Following a successful conclusion, Kane and Williamson, with a team of SNAM staff, have secured further funding from HEE to evaluate CLIP in GP nursing settings in selected Primary Care Networks in Devon, Cornwall and Somerset.
Preparing the future workforce for practice also means preparing them for the increasing role that digital is playing in healthcare. The Centre for Health Technology’s Dr Toni Page examined the prospects for embedding digital within the nursing curriculum as part of her PhD.

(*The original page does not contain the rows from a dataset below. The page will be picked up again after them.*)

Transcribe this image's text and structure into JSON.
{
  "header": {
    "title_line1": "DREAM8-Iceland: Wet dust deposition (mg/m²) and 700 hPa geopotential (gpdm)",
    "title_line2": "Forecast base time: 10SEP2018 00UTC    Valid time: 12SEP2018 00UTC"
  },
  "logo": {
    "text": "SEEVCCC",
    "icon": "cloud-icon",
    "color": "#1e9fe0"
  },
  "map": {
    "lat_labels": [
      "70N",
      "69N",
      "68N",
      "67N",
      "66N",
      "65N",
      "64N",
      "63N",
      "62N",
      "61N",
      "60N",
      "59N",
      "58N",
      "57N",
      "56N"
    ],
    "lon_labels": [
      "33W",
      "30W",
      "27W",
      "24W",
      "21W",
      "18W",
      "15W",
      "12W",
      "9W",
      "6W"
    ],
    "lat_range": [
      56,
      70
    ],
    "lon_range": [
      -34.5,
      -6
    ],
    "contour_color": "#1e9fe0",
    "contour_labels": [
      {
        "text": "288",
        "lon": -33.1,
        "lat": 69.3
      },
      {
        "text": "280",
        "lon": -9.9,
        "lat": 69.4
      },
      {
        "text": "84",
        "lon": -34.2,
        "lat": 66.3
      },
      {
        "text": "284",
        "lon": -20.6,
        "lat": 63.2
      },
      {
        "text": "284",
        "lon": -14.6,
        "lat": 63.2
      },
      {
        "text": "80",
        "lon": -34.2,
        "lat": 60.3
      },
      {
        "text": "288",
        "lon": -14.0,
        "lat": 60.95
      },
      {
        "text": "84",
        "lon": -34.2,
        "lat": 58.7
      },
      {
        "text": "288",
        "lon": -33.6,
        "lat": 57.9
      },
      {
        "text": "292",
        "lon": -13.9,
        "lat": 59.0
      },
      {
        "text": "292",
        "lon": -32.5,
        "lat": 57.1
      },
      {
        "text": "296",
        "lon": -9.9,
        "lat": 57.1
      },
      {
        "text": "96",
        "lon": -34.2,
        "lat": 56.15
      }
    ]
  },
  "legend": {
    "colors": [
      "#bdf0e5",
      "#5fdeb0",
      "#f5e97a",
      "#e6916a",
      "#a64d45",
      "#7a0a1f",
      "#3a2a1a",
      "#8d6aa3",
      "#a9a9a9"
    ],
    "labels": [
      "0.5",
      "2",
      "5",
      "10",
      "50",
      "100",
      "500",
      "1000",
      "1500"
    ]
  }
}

Allied Health Professionals
The COVID-19 pandemic has seen major shifts in the working practices of all professions and allied health professionals (AHPs) are no exception. In particular it has led to a steep rise in the use of telehealth. With continued pressure upon healthcare workforces and telehealth delivery becoming embedded within services, there is an ongoing need for educators to prepare healthcare students in telehealth protocols prior to practice-based learning. A team from the School of Health Professions has been working with La Trobe University, Melbourne, on an international research project to explore how the required skills, knowledge, and behaviours for traditional face to face practice such as professionalism, etiquette, relationship building, and interpersonal skills and behaviours, apply in a telehealth context for AHPs. The research has included a scoping review of some 92,535 (40 for the final review) covering 32 different AHPs existing in the UK and Australia.

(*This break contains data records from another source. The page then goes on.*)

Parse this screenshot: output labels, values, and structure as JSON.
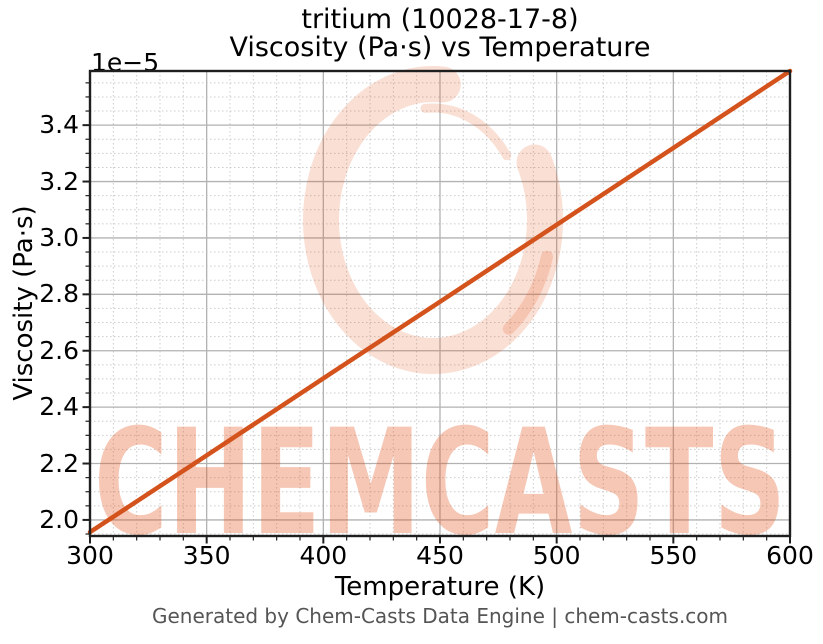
{
  "header": {
    "title_line1": "tritium (10028-17-8)",
    "title_line2": "Viscosity (Pa·s) vs Temperature"
  },
  "footer": {
    "text": "Generated by Chem-Casts Data Engine | chem-casts.com",
    "color": "#555555"
  },
  "watermark": {
    "text": "CHEMCASTS",
    "brand_color": "#e4531b",
    "text_opacity": 0.32,
    "logo_opacity": 0.19
  },
  "chart_data": {
    "type": "line",
    "title": "tritium (10028-17-8)\nViscosity (Pa·s) vs Temperature",
    "xlabel": "Temperature (K)",
    "ylabel": "Viscosity (Pa·s)",
    "y_offset_label": "1e−5",
    "y_unit_scale": "1e-5",
    "xlim": [
      300,
      600
    ],
    "ylim_scaled": [
      1.943,
      3.592
    ],
    "x_ticks": [
      300,
      350,
      400,
      450,
      500,
      550,
      600
    ],
    "y_ticks": [
      2.0,
      2.2,
      2.4,
      2.6,
      2.8,
      3.0,
      3.2,
      3.4
    ],
    "x_minor_step": 10,
    "y_minor_step": 0.05,
    "grid": {
      "enabled": true,
      "major_color": "#b2b2b2",
      "minor_color": "#cccccc",
      "minor_style": "dotted"
    },
    "legend": "none",
    "axes_color": "#1f1f1f",
    "series": [
      {
        "name": "viscosity",
        "color": "#d4531d",
        "x": [
          300,
          350,
          400,
          450,
          500,
          550,
          600
        ],
        "y_scaled": [
          1.957,
          2.229,
          2.502,
          2.774,
          3.047,
          3.319,
          3.592
        ]
      }
    ]
  }
}
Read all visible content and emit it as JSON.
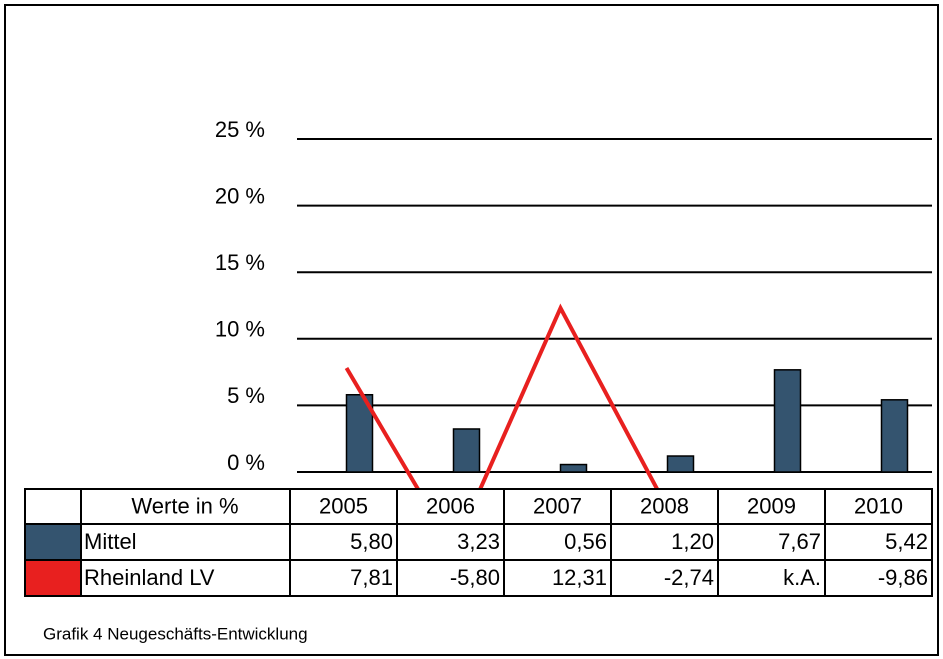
{
  "chart_data": {
    "type": "bar-line",
    "caption": "Grafik 4 Neugeschäfts-Entwicklung",
    "table_header": "Werte in %",
    "categories": [
      "2005",
      "2006",
      "2007",
      "2008",
      "2009",
      "2010"
    ],
    "ylim": [
      0,
      25
    ],
    "yticks": [
      {
        "value": 0,
        "label": "0 %"
      },
      {
        "value": 5,
        "label": "5 %"
      },
      {
        "value": 10,
        "label": "10 %"
      },
      {
        "value": 15,
        "label": "15 %"
      },
      {
        "value": 20,
        "label": "20 %"
      },
      {
        "value": 25,
        "label": "25 %"
      }
    ],
    "grid": true,
    "series": [
      {
        "name": "Mittel",
        "type": "bar",
        "color": "#34546f",
        "values": [
          5.8,
          3.23,
          0.56,
          1.2,
          7.67,
          5.42
        ],
        "value_labels": [
          "5,80",
          "3,23",
          "0,56",
          "1,20",
          "7,67",
          "5,42"
        ]
      },
      {
        "name": "Rheinland LV",
        "type": "line",
        "color": "#e8201f",
        "values": [
          7.81,
          -5.8,
          12.31,
          -2.74,
          null,
          -9.86
        ],
        "value_labels": [
          "7,81",
          "-5,80",
          "12,31",
          "-2,74",
          "k.A.",
          "-9,86"
        ]
      }
    ]
  }
}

A more specific modification to a training programme resulting from COVID-19 is the OT Hybrid PEEP model which has supported Occupational Therapy (OT) students by utilising peer group learning and linking students with community organisations in emerging areas of practice virtually via ZOOM. Researchers from the Schools of Health Professions and Nursing and Midwifery have been undertaking an evaluation of the model. This has involved exploring the views of the students, long arm occupational therapy supervisors and onsite supervisors of this innovative placement model used during COVID.

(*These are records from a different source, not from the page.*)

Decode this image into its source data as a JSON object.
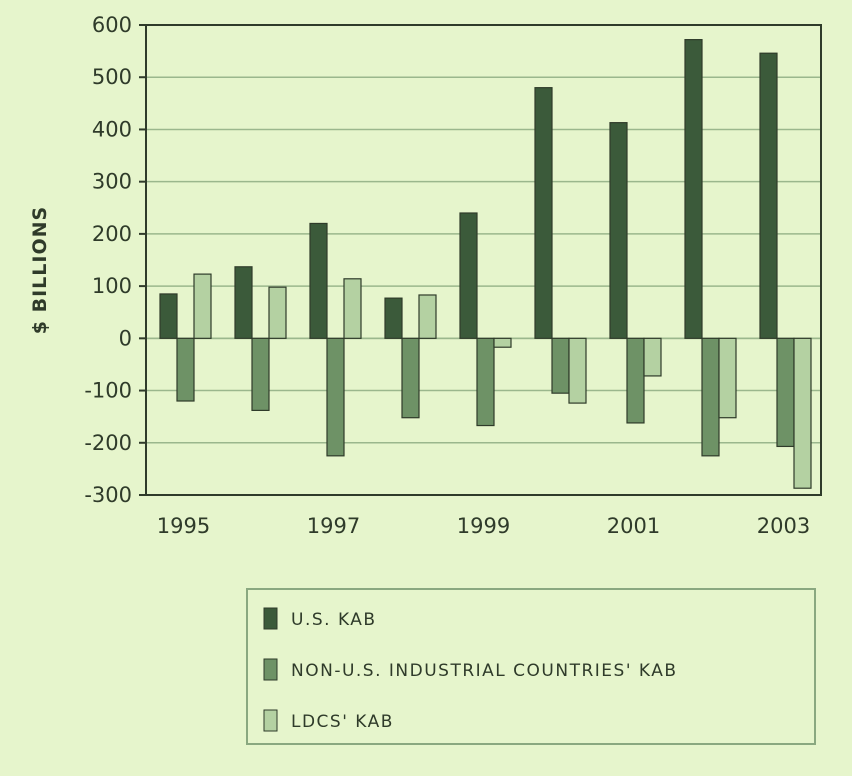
{
  "chart_data": {
    "type": "bar",
    "title": "",
    "xlabel": "",
    "ylabel": "$ BILLIONS",
    "ylim": [
      -300,
      600
    ],
    "yticks": [
      600,
      500,
      400,
      300,
      200,
      100,
      0,
      -100,
      -200,
      -300
    ],
    "ytick_labels": [
      "600",
      "500",
      "400",
      "300",
      "200",
      "100",
      "0",
      "-100",
      "-200",
      "-300"
    ],
    "categories": [
      "1995",
      "1996",
      "1997",
      "1998",
      "1999",
      "2000",
      "2001",
      "2002",
      "2003"
    ],
    "xtick_labels": [
      "1995",
      "1997",
      "1999",
      "2001",
      "2003"
    ],
    "grid": true,
    "legend_position": "bottom",
    "series": [
      {
        "name": "U.S. KAB",
        "color": "#3b5a3a",
        "values": [
          85,
          137,
          220,
          77,
          240,
          480,
          413,
          572,
          546
        ]
      },
      {
        "name": "NON-U.S. INDUSTRIAL COUNTRIES' KAB",
        "color": "#6e9266",
        "values": [
          -120,
          -138,
          -225,
          -152,
          -167,
          -105,
          -162,
          -225,
          -207
        ]
      },
      {
        "name": "LDCS' KAB",
        "color": "#b4d1a2",
        "values": [
          123,
          98,
          114,
          83,
          -17,
          -124,
          -72,
          -152,
          -287
        ]
      }
    ]
  }
}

A team from Peninsula Dental School led by Professor Catherine Coelho is currently undertaking a HEE South-West Simulation Network funded project to develop a Mixed Reality training package for students training to be allied healthcare professionals. This package will help AHPs to identify common dental issues, thus optimising patient care and appropriate referral pathways.
PIHR researchers are also engaged in pedagogic research more generally. CAMERA's Division of Education and Scholarship (DES) brings together core teaching staff from the Peninsula Medical and Dental Schools undertaking scholarship and research related to teaching and learning.
Much of Professor Lucy Spowart's work has focused on the professionalisation and enhancement of teaching in higher education, as well as the continuing professional development of the healthcare workforce. Her recent work has included a study of the impact of Principal Fellowships on individuals and their institutions for Advance HE.
The Collaboration for the Advancement of Medical Education Research and Assessment (CAMERa) researchers aim to improve the development and sustainability of the healthcare workforce by focusing on three research themes, namely workforce development, continuum of education, and professional regulation.
CAMERa's research programme, carried out by a multi-professional group and employing a mix of qualitative and quantitative methods, impacts directly on national and international literature, educational theory, practice and policy.